My life experience as a life-long New Yorker has been a continual ethno-cultural learning
experience, and not always for edification, but for survival as I lived
most of my life on New York City's Manhattan Island. Cross-cultural
interrelation is not an option there, success depends on it; and it is a
pretty much limitless number of cultures that are encountered.
(Recently I remember seeing a Chinese-language movie with another
Chinese language in the subtitles.)
Manhattan
has unquestionably been a multicultural success story at every
socio-economic level with no significant cultural or racial friction in
recent memory, the African-American civil rights struggle of the 60s-70s
being the last significant event that could be termed a struggle. (I
cannot say this is necessarily true for the other boroughs, such as
Brooklyn, Queens, Staten Island, or the Bronx, or nearby Connecticut or
New Jersey--I can only speak for my cohort.) I think it is a very good
question to ask why Manhattan has been uniquely culturally harmonious.
On the surface of it, I think that New York City's feminist (and other
gender-related movements such as GLBT rights) have provided guiding
influence. I get this "feeling" from my psychological and counselling
feminist reading (Collins & Arthur, 2007), where the writers have
shown male-female inequities and disparities, but have faithfully gone
on to look at underlying causes, which can then be applied generally to
resolve all inequities. The historical white-male dominance becomes
obvious if you try to quickly name a few famous psychologists or
psychiatrists. Only Satir comes instantly to my mind who was not male;
though Ruth Benedict who defined Synergy (in terms of First Nations) and
mentored Abe Maslow is never far from my mind, she was a sociologist
(Young, 2005).
For
me personally, a strong influence has been cultural appreciation of
culture, such as in art, music, and ways of life through museums.
Museums tend to work hardest at bringing culture to you, albeit as
scenes behind glass, and the scientists who brought that culture are the
anthropologists, ethnologists, and, to a degree, archeologists--whom I
have admired along with other sociologists who have leveraged their
material.
Since
starting at Yorkville, ethnology has shown itself to be the most useful
"other" discipline to apply to counselling in this context. By
definition, ethnologists are psychically nurtured by learning about
other cultures. Just as we are learning to self-monitor internal
functions such as transference, ethnologists learn to self-monitor bias
and integrate it into their research, and therefore their thinking
(Clark, 2000).
I
happened to click on an article about a murder of a hip-hop rapper in
Toronto on the Sun's website, and looked at the forum discussion.
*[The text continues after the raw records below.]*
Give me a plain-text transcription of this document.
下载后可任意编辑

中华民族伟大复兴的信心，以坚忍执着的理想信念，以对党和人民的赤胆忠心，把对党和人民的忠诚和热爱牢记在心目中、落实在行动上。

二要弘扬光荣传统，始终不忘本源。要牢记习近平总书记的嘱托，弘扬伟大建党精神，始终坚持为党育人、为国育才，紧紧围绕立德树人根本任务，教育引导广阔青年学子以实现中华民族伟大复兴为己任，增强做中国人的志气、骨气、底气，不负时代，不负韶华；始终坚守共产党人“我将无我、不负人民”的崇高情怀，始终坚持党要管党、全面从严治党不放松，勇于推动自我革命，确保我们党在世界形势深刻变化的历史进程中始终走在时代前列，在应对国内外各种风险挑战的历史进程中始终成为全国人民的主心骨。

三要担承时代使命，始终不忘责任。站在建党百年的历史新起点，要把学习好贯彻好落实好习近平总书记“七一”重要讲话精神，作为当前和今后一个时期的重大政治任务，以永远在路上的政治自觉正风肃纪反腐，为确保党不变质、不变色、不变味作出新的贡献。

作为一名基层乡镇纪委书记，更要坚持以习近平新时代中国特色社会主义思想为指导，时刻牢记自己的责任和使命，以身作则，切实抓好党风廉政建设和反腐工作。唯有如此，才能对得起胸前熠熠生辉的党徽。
I
found a good number of posts that were anti-ethnic in nature if not
racist, and also a number of posts responding in critical but positive
ways. There is no question that therapists are concerned about this in
society outside of the privacy of therapy; both Rogers and Beck
committed much time to the topic, with Beck's Prisoners of Hate
(2000) coming to mind. Rogers left me with the impression that "we are
mostly normal people reacting to abnormal situations," such as cultural
and racial inequity (Evens, 2009; Rogers, 1978). I get hints from the
CPA's Code of Ethics (2000) and its supporting documents that we should be
activists in influencing how government should enforce policy, for
instance, by legally challenging unethical laws and rulings that erode
the the rights of the clients and hence their communities.
References
Beck, A. (2000). Prisoners of hate: The cognitive basis of anger, hostility, and violence. New York, NY: Perennial.
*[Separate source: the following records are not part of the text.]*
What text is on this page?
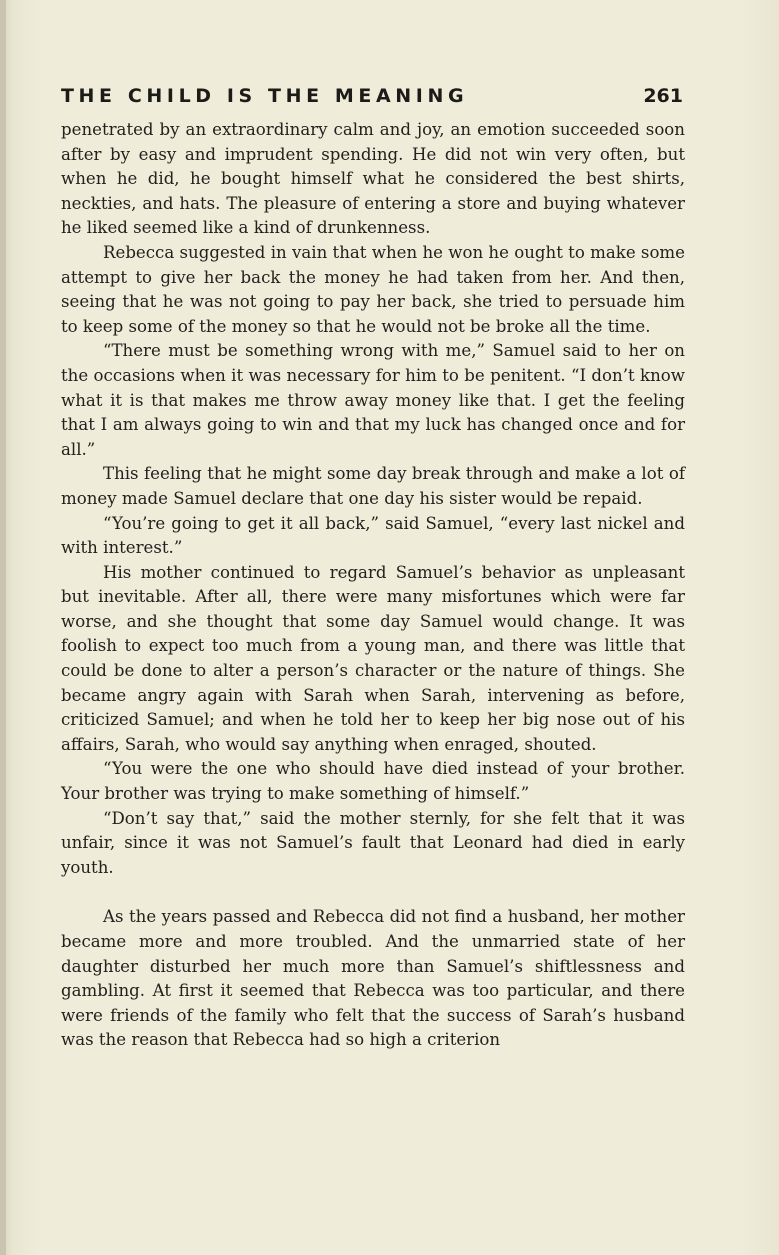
THE CHILD IS THE MEANING	261

penetrated by an extraordinary calm and joy, an emotion succeeded soon after by easy and imprudent spending. He did not win very often, but when he did, he bought himself what he considered the best shirts, neckties, and hats. The pleasure of entering a store and buying whatever he liked seemed like a kind of drunkenness.

Rebecca suggested in vain that when he won he ought to make some attempt to give her back the money he had taken from her. And then, seeing that he was not going to pay her back, she tried to persuade him to keep some of the money so that he would not be broke all the time.

“There must be something wrong with me,” Samuel said to her on the occasions when it was necessary for him to be penitent. “I don’t know what it is that makes me throw away money like that. I get the feeling that I am always going to win and that my luck has changed once and for all.”

This feeling that he might some day break through and make a lot of money made Samuel declare that one day his sister would be repaid.

“You’re going to get it all back,” said Samuel, “every last nickel and with interest.”

His mother continued to regard Samuel’s behavior as unpleasant but inevitable. After all, there were many misfortunes which were far worse, and she thought that some day Samuel would change. It was foolish to expect too much from a young man, and there was little that could be done to alter a person’s character or the nature of things. She became angry again with Sarah when Sarah, intervening as before, criticized Samuel; and when he told her to keep her big nose out of his affairs, Sarah, who would say anything when enraged, shouted.

“You were the one who should have died instead of your brother. Your brother was trying to make something of himself.”

“Don’t say that,” said the mother sternly, for she felt that it was unfair, since it was not Samuel’s fault that Leonard had died in early youth.

As the years passed and Rebecca did not find a husband, her mother became more and more troubled. And the unmarried state of her daughter disturbed her much more than Samuel’s shiftlessness and gambling. At first it seemed that Rebecca was too particular, and there were friends of the family who felt that the success of Sarah’s husband was the reason that Rebecca had so high a criterion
Bemister, T. B., & Dobson, K. S. (2011). An updated account of the ethical and legal considerations of record keeping. Canadian Psychology/Psychologie Canadienne, 52(4), 296-309. doi:10.1037/a0024052
Canadian Psychological Association. (2000). Canadian code of ethics for psychologists.
(3rd Edition). Ottawa, ON: Author. Retrieved
fromwww.cpa.ca/cpasite/userfiles/Documents/Canadian%20Code%20of%20Ethics%20for%20Psycho.pdf
Clark, J. (2000) Beyond Empathy: An Ethnographic Approach to Cross-Cultural Social Work Practice. Retrieved from http://www.mun.ca/cassw-ar/papers2/clark.pdf
Collins, S., & Arthur, N. (2007). A Framework for enhancing multicultural counselling competence.
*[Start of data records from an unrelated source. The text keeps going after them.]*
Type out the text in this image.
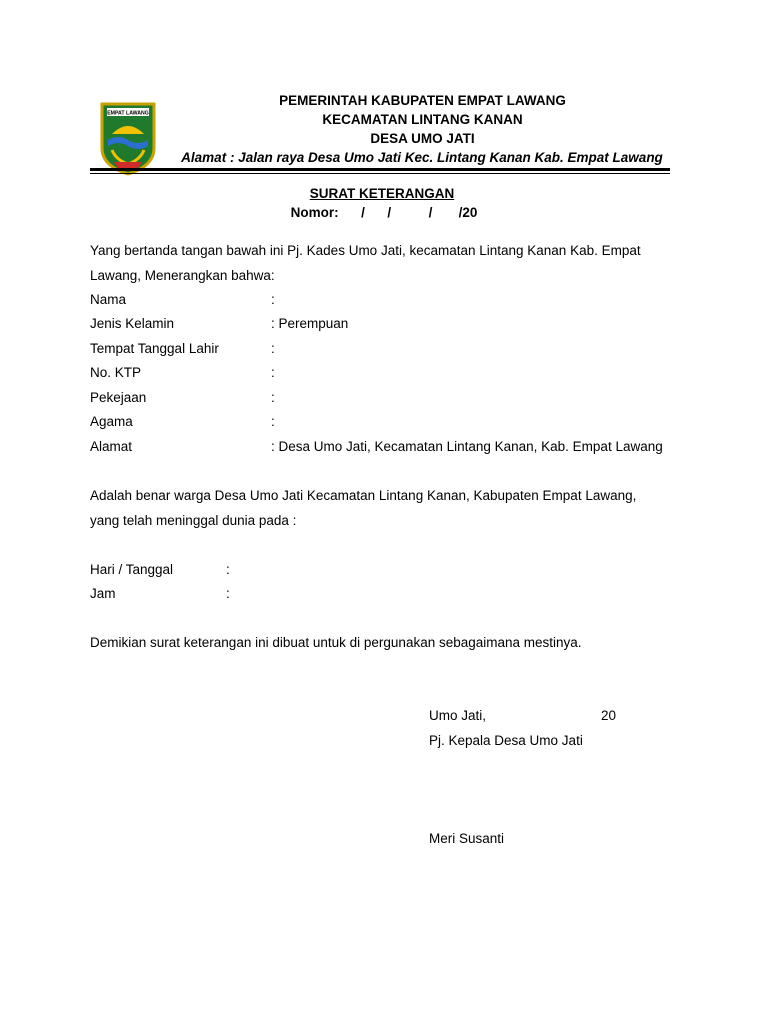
EMPAT LAWANG
PEMERINTAH KABUPATEN EMPAT LAWANG
KECAMATAN LINTANG KANAN
DESA UMO JATI
Alamat : Jalan raya Desa Umo Jati Kec. Lintang Kanan Kab. Empat Lawang
SURAT KETERANGAN
Nomor:      /      /          /       /20
Yang bertanda tangan bawah ini Pj. Kades Umo Jati, kecamatan Lintang Kanan Kab. Empat
Lawang, Menerangkan bahwa:
Nama	:
Jenis Kelamin	: Perempuan
Tempat Tanggal Lahir	:
No. KTP	:
Pekejaan	:
Agama	:
Alamat	: Desa Umo Jati, Kecamatan Lintang Kanan, Kab. Empat Lawang
Adalah benar warga Desa Umo Jati Kecamatan Lintang Kanan, Kabupaten Empat Lawang,
yang telah meninggal dunia pada :
Hari / Tanggal	:
Jam	:
Demikian surat keterangan ini dibuat untuk di pergunakan sebagaimana mestinya.
Umo Jati,	20
Pj. Kepala Desa Umo Jati
Meri Susanti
Evens, S. R. (2009). Carl Rogers 1902-1987. Retrieved from personcentered.com/carlrogers1.html
Rave, E. J., & Larsen, C. C. (1995). Ethical decision making in therapy: Feminist perspectives. New York, NY: Guilford Press.
Rogers, C. (1978). Carl Rogers on personal power. New York: Dell.
Young, V. (2005). Ruth Benedict: Beyond relativity, beyond pattern. Lincoln, NE: University of Nebraska Press.